The commission in December 2018 approved the agreement, which ISO-NE sought to prevent plant owner Exelon from retiring the 2,274-MW plant when its capacity supply obligations expire in May 2022. (See FERC Approves Mystic Cost-of-Service Agreement.)
Mystic said it sought to amend the agreement because matters pending before FERC left it uncertain about recovering its investment in assets related to the operations of its on-site Everett LNG terminal — formerly known as Distrigas — during the term of the agreement.
The proposed amendment would have allowed ISO-NE to terminate the agreement on May 31, 2023 — after the first year of the agreement — while permitting Mystic to end the agreement on the same date after giving the RTO notice by Friday.
Protesters argued the termination provision would give Mystic the unilateral right to end the agreement even if ISO-NE determined that the units are still needed for fuel security purposes for Forward Capacity Auction 14, which covers the second year. They contended that termination would allow Mystic to renegotiate the terms of a commission-accepted agreement and exert market power by threatening to withdraw the units from service.
Mystic countered that those concerns would be addressed by ISO-NE’s future fuel security market mechanisms and a clawback provision in the agreement.
In rejecting the amendment, FERC recounted that it had pushed back the deadline for Exelon to submit its retirement decision for Units 8 and 9 for FCA 13 from July 6, 2018, to Jan. 4, 2019 — one month before the auction. In response to Mystic’s early delist bids in 2018, ISO-NE had studied the impact of retiring the units and determined that their loss would present an unacceptable fuel security risk, it said.
The commission noted ISO-NE sought to avoid potential load shedding and violation of NERC reliability standards that the RTO’s modeling showed would occur if Units 8 and 9 were to retire. Based on this modeling, the commission opened an investigation under Federal Power Act Section 206 that pushed ISO-NE to begin to address the reliability threat posed by the region’s fuel security challenges. Because the RTO’s modeling showed a need to retain Units 8 and 9 for a two-year period, it proposed Tariff provisions for a two-year term.
The commission said that although several components of the agreement have yet to be finalized, “we find that this uncertainty has not changed substantially from the time that Mystic executed the [agreement] for a two-year term.”

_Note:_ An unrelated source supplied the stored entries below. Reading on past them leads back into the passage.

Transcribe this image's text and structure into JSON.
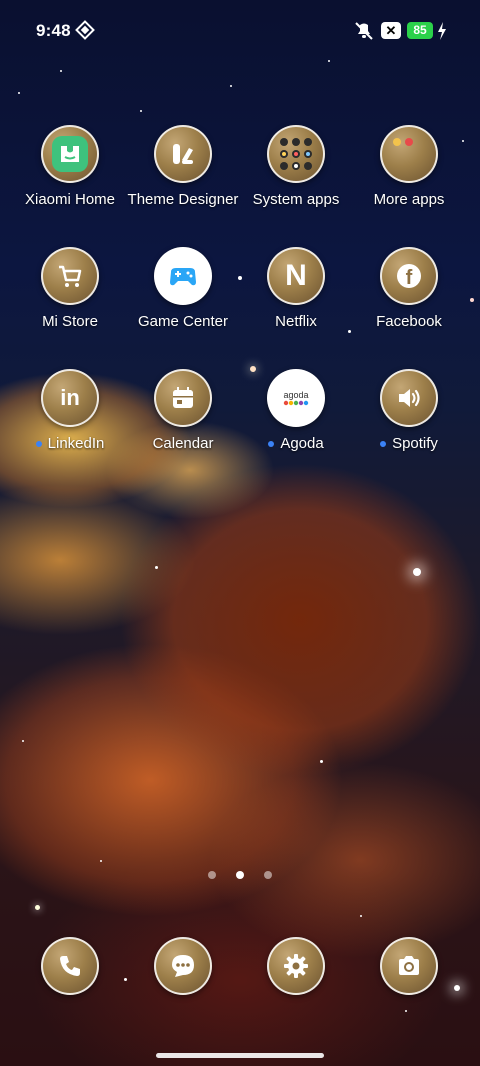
{
  "status_bar": {
    "time": "9:48",
    "battery": "85",
    "x_badge": "✕"
  },
  "apps": {
    "row1": [
      {
        "label": "Xiaomi Home",
        "icon": "xiaomi-home-icon"
      },
      {
        "label": "Theme Designer",
        "icon": "theme-designer-icon"
      },
      {
        "label": "System apps",
        "icon": "folder-icon"
      },
      {
        "label": "More apps",
        "icon": "folder-icon"
      }
    ],
    "row2": [
      {
        "label": "Mi Store",
        "icon": "cart-icon"
      },
      {
        "label": "Game Center",
        "icon": "gamepad-icon"
      },
      {
        "label": "Netflix",
        "icon": "netflix-icon"
      },
      {
        "label": "Facebook",
        "icon": "facebook-icon"
      }
    ],
    "row3": [
      {
        "label": "LinkedIn",
        "icon": "linkedin-icon",
        "new_dot": true
      },
      {
        "label": "Calendar",
        "icon": "calendar-icon"
      },
      {
        "label": "Agoda",
        "icon": "agoda-icon",
        "new_dot": true,
        "icon_text": "agoda"
      },
      {
        "label": "Spotify",
        "icon": "spotify-icon",
        "new_dot": true
      }
    ]
  },
  "netflix_glyph": "N",
  "linkedin_glyph": "in",
  "facebook_glyph": "f",
  "page_indicator": {
    "pages": 3,
    "active": 2
  },
  "dock": [
    {
      "name": "phone",
      "icon": "phone-icon"
    },
    {
      "name": "messages",
      "icon": "message-icon"
    },
    {
      "name": "settings",
      "icon": "gear-icon"
    },
    {
      "name": "camera",
      "icon": "camera-icon"
    }
  ],
  "colors": {
    "new_dot": "#3b82f6",
    "battery": "#2bd14a"
  }
}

Commissioner Richard Glick concurred in part and dissented in part.
“As protesters explained, granting Mystic’s request to add a unilateral termination provision to its cost-of-service agreement would give Mystic another opportunity to extract every last penny from the region’s customers without any countervailing benefit,” Glick said. “Given that customers are already on the hook for Mystic’s full cost-of-service, I do not see how adding a ‘heads I win, tails you lose’ provision to the agreement would be a just and reasonable result.”
Glick agreed with the commission’s conclusion but said it mistakenly repeats its belief that Mystic is needed for fuel security and, therefore, cannot be allowed to back out of its cost-of-service agreement.
“Because I do not share that belief, I dissent from the portions of today’s order that rely on that rationale to support the outcome,” Glick said. “Instead, I would reject Mystic’s proposed amendment on the basis of its potential to further harm the region’s customers.”
Fuel Cost Violation
In a separate order Friday, the commission approved a consent agreement requiring Exelon to pay a civil penalty of $32,500, disgorgement of $101,156 and interest of $15,324 for an error that resulted in Mystic Unit 7 being overcompensated in some cases (IN20-3).
The unit can run on either natural gas or No. 6 fuel oil and requires a blend of both to start up. But beginning in December 2014, Unit 7’s supply offers said the generator used fuel oil only to start up, the result of an error in an internal spreadsheet, FERC said.
As a result, the unit was overcompensated when it was not dispatched economically but then was called on by ISO-NE to operate for reliability, FERC said.
The error was not recognized until August 2016, when the ISO-NE Internal Market Monitor began an investigation of the unit’s fuel use.
FERC said Exelon corrected the problem after the Monitor’s inquiry and cooperated with the subsequent investigation by the commission’s Office of Enforcement.